Purpose: This study aimed to utilize genetically engineered Bacillus licheniformis for the production of ergothioneine (EGT). Given the value of EGT and the application of Bacillus licheniformis in enzyme preparation production, we cloned the key enzymes (EanA and EanB) from Chlorbium limicola. Through gene alignment, new ergothioneine synthase genes (EanAN and EanBN) were identified and then expressed in Bacillus licheniformis to construct strains. Additionally, we investigated the factors influencing the yield of EGT and made a comparison with Escherichia coli.

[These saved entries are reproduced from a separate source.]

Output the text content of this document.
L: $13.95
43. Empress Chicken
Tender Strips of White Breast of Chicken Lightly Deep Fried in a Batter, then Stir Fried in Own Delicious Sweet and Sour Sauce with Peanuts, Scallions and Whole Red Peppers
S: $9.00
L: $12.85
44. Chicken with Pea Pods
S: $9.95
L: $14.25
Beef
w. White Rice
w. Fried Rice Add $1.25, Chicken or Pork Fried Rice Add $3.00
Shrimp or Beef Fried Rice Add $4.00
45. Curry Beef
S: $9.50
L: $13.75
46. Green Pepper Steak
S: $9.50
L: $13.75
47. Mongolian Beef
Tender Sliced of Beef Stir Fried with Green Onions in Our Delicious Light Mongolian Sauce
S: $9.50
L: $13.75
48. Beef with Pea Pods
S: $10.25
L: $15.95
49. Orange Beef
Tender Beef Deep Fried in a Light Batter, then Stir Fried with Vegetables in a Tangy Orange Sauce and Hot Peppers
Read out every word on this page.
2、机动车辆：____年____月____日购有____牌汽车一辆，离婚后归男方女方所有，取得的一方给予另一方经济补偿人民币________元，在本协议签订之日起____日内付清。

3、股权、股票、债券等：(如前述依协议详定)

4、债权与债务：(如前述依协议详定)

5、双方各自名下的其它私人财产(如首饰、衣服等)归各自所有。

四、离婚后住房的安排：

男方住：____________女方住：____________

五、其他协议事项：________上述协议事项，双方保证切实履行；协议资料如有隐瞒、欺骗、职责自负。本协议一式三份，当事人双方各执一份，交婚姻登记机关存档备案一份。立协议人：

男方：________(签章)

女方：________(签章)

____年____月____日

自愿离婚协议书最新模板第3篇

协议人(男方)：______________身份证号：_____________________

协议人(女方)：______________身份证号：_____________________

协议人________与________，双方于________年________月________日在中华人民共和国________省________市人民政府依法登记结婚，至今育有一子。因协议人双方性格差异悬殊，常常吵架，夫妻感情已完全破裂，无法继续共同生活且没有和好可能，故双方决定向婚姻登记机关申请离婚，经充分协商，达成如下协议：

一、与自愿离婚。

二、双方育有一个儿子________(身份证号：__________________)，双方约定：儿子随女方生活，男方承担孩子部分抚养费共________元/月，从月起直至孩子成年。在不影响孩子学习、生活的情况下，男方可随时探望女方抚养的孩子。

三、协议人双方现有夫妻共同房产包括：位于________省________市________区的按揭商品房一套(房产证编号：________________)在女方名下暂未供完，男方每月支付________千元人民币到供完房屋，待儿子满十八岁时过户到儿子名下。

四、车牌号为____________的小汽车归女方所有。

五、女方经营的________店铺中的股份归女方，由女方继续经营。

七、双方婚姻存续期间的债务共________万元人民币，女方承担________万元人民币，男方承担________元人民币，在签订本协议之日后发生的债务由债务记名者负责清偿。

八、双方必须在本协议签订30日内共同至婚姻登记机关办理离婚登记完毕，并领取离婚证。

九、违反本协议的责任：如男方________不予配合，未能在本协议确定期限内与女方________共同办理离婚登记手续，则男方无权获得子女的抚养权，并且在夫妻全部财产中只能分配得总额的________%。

Methods: The relevant genes were cloned and transferred into Bacillus licheniformis. Fermentation experiments were conducted under different conditions for yield analysis, and the stability of this bacterium was also evaluated simultaneously.
Results: The constructed strains were capable of producing EGT. Specifically, the yield of the EanANBN strain reached (643.8 ± 135) mg/L, and its stability was suitable for continuous production.
Conclusions: Genetically engineered Bacillus licheniformis demonstrates potential in the industrial-scale production of EGT. Compared with Escherichia coli, it has advantages, thus opening up new possibilities for the application and market supply of EGT.
Keywords: Bacillus licheniformis; amino acids; ergothioneine; methyltransferases; sulfur transferases; whole-cell transformation.